Create branches with different subsets of data with mlr3 PipeOps

229 views Asked by At

I want to train models on different subsets of data using mlr3, and I was wondering if there a way to train models on different subsets of data in a pipeline.

What I want to do is similar to the example from R for Data Science - Chapter 25: Many models. Say we use the same data set, gapminder, a data set containing different variables for countries around the world, such as GDP and life expectancy. If I wanted to train models for life expectancy for each country, is there an easy way to create such a pipeline using mlr3?

Ideally, I want to use mlr3pipelines to create a branch in the graph for each subset (e.g. a separate branch for each country) with a model at the end. Therefore, the final graph will start at a single node, and have n trained learners at the end nodes, one for each group (i.e. country) in the data set, or a final node that aggregates the results. I would also expect it to work for new data, for example if we obtain new data in the future for 2020, I would want it to be able to create predictions for each country using the model trained for that specific country.
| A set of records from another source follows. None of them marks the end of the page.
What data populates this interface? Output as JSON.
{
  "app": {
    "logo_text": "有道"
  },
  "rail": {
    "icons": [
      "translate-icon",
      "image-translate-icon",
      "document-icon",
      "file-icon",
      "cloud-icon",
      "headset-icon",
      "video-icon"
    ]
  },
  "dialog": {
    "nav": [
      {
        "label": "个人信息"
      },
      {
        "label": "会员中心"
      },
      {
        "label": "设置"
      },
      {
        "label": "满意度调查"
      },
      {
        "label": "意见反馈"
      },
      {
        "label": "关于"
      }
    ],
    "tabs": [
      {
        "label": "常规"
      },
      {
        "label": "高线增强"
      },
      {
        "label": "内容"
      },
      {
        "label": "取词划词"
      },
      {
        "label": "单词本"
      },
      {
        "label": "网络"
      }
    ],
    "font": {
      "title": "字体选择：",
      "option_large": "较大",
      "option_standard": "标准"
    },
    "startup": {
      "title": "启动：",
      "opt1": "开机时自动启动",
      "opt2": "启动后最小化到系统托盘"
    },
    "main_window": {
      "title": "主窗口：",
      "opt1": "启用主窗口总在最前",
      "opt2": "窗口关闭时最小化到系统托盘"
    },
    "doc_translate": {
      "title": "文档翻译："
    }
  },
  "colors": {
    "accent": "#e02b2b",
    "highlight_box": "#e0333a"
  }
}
All the mlr3 examples I have found seem to deal with models for the entire data set, or have models trained with all the groups in the training set.

Currently, I am just manually creating a separate task for each group of data, but it would be nice to have the data subsetting step incorporated into the modelling pipeline.

1

There are 1 answers

3
ekoam On BEST ANSWER

It would help if you had functions from these two packages: dplyr and tidyr. The following code shows you how to train multiple models by country:

library(dplyr)
library(tidyr)

df <- gapminder::gapminder

by_country <- 
  df %>% 
  nest(data = -c(continent, country)) %>% 
  mutate(model = lapply(data, learn))

Note that learn is a function that takes a single dataframe as its input. I will show you how to define that function later. Now you need to know that the returned dataframe from this pipeline is as follows:

# A tibble: 142 x 4
   country     continent data              model     
   <fct>       <fct>     <list>            <list>    
 1 Afghanistan Asia      <tibble [12 x 4]> <LrnrRgrR>
 2 Albania     Europe    <tibble [12 x 4]> <LrnrRgrR>
 3 Algeria     Africa    <tibble [12 x 4]> <LrnrRgrR>
 4 Angola      Africa    <tibble [12 x 4]> <LrnrRgrR>
 5 Argentina   Americas  <tibble [12 x 4]> <LrnrRgrR>
 6 Australia   Oceania   <tibble [12 x 4]> <LrnrRgrR>
 7 Austria     Europe    <tibble [12 x 4]> <LrnrRgrR>
 8 Bahrain     Asia      <tibble [12 x 4]> <LrnrRgrR>
 9 Bangladesh  Asia      <tibble [12 x 4]> <LrnrRgrR>
10 Belgium     Europe    <tibble [12 x 4]> <LrnrRgrR>

To define the learn function, I follow the steps provided on the mlr3 website. The function is

learn <- function(df) {
  # I create a regression task as the target `lifeExp` is a numeric variable.
  task <- mlr3::TaskRegr$new(id = "gapminder", backend = df, target = "lifeExp")
  # define the learner you want to use.
  learner <- mlr3::lrn("regr.rpart")
  # train your dataset and return the trained model as an output
  learner$train(task)
}

I hope this solve your problem.

New

Consider the following steps to train your model and predict the result for each country.

create_task <- function(id, df, ratio) {
  train <- sample(nrow(df), ratio * nrow(df))
  task <- mlr3::TaskRegr$new(id = as.character(id), backend = df, target = "lifeExp")
  list(task = task, train = train, test = seq_len(nrow(df))[-train])
}

model_task <- function(learner, task_list) {
  learner$train(task_list[["task"]], row_ids = task_list[["train"]])
}

predict_result <- function(learner, task_list) {
  learner$predict(task_list[["task"]], row_ids = task_list[["test"]])
}

by_country <- 
  df %>% 
  nest(data = -c(continent, country)) %>% 
  mutate(
    task_list = Map(create_task, country, data, 0.8), 
    learner = list(mlr3::lrn("regr.rpart"))
  ) %>% 
  within({
    Map(model_task, learner, task_list)
    prediction <- Map(predict_result, learner, task_list)
  })